Die Kosten für die Plakette belaufen sich laut certificat-air.gouv.fr auf 3,11 Euro. Hinzu kommen zwei Euro für das Auslandsporto, also insgesamt 5,11 Euro. Die Bezahlung ist laut ZEV nur per Kreditkarte oder über Paypal möglich. Es handelt sich um eine einmalige Investition pro Fahrzeug, denn die französische Umweltplakette ist zeitlich unbegrenzt gültig. Nur wenn man ein neues Auto erwirbt, muss man eine neue Plakette beantragen.
Die Lieferung der Plakette per Post kann bis zu 21 Tage dauern, informiert das ZEV. Sollte sie nicht eintreffen, bevor man den Ausflug oder Kurzurlaub im Elsass antritt, gibt es aber die Möglichkeit, mit der ausgedruckten Rechnung vor Ort im Elsass nachzuweisen, dass man sie erworben hat. Die Rechnung („Facture“) erhält man per E-Mail nach der Bestellung auf der offiziellen Bestellseite, darin ist eine Kopie der Plakette mit dem eigenen Kfz-Kennzeichen abgedruckt.
Welche Strafen drohen, wenn man keine „Crit‘Air“-Umweltplakette hat?

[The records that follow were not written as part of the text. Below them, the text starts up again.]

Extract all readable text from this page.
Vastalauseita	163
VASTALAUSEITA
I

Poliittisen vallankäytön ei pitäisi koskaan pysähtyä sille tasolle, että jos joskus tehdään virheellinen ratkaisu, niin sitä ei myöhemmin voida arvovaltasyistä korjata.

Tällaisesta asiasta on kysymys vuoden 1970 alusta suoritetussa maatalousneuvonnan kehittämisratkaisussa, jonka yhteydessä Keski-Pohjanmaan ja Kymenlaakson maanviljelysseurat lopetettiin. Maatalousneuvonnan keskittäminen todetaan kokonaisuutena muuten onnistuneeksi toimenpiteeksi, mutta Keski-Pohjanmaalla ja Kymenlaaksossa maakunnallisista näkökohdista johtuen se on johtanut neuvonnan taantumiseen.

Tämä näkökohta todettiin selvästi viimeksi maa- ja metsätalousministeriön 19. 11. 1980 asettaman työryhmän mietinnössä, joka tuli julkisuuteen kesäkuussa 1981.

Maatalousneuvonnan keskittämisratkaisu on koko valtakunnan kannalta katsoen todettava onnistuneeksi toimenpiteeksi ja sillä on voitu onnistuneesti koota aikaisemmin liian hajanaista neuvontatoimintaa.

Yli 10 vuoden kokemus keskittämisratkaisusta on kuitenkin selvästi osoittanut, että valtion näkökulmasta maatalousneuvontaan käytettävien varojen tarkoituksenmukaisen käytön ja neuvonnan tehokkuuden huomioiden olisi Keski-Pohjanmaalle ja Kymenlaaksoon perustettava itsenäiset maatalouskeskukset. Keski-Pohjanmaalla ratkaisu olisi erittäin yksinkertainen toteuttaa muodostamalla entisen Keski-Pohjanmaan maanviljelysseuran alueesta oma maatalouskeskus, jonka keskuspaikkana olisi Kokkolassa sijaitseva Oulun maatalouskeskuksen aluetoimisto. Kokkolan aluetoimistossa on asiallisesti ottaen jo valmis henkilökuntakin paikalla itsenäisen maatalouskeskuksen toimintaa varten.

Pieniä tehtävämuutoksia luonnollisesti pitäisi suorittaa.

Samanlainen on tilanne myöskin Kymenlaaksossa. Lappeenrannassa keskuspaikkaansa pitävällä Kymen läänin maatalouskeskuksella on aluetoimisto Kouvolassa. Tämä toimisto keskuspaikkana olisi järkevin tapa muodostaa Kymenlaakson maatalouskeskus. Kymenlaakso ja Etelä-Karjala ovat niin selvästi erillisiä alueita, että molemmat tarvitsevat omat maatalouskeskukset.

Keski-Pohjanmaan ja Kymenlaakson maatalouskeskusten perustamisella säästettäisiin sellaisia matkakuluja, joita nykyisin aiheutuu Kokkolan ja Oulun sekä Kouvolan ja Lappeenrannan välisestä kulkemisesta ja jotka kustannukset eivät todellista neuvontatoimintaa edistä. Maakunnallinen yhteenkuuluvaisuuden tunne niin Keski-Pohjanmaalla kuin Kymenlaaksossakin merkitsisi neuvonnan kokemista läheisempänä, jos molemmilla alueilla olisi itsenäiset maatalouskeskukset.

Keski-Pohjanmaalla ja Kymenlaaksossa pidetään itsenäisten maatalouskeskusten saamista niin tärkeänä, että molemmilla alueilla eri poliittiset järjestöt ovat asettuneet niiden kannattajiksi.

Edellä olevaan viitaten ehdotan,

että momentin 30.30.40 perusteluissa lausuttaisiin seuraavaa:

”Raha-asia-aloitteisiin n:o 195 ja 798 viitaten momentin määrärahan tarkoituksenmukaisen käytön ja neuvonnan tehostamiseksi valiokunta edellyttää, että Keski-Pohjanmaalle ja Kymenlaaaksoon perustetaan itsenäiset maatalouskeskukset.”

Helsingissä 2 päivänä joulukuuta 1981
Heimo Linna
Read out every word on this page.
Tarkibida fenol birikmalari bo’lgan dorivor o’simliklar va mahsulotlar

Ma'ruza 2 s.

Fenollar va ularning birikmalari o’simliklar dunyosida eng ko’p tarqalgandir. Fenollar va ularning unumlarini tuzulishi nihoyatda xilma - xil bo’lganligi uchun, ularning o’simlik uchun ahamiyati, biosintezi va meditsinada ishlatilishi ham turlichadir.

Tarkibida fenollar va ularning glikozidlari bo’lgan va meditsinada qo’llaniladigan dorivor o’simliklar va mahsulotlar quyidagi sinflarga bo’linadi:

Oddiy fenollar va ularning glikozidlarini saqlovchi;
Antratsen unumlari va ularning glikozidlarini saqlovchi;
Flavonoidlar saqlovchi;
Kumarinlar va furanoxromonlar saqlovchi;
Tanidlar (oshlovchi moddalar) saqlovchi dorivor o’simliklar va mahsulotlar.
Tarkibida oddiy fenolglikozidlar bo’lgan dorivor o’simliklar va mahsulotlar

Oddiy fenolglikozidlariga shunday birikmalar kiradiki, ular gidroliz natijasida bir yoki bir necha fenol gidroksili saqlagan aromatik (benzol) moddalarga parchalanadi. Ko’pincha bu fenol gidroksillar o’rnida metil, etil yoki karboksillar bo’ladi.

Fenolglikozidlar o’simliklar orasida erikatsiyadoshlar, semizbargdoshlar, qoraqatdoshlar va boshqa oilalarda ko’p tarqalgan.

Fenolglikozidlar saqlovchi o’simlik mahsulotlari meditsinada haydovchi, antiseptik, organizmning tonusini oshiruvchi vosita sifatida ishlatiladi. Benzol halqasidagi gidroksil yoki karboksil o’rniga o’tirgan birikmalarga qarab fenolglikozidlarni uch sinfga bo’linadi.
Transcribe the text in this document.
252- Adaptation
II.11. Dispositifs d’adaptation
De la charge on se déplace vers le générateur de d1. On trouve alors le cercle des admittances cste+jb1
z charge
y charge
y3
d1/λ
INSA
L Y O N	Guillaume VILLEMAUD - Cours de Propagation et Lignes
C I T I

Die Plakette – oder die Rechnung als Ausdruck – ist laut ZEV gut lesbar hinter der Windschutzscheibe des Fahrzeugs anzubringen. Kontrollen können von der französischen Polizei und Ordnungskräften durchgeführt werden. Automatische Kontrollen über festinstallierte Kameras gibt es in Frankreich bisher nicht. Ausnahme: Laut dem ADAC wird die Umweltzone in Straßburg durch automatisierte Kontrollen mittels Kennzeichenerfassung überwacht.
Der ADAC informiert, dass Verstöße gegen die Umweltplaketten-Regelungen in Frankreich mit einem Bußgeld bestraft werden:
- Bei Kraftfahrzeugen bis 3,5 Tonnen zulässigem Gesamtgewicht, also Pkw und Motorräder, wird ein Bußgeld von 68 Euro fällig.
- Für Fahrzeuge über 3,5 Tonnen werden 135 Euro Strafe berechnet.
Übrigens: Auf der Elsässer Weinstraße braucht man keine „Crit‘Air“. Sie gehört zu den schönsten Routen Europas und bietet 170 Kilometer voller Weinberge, Fachwerkdörfer und Burgen.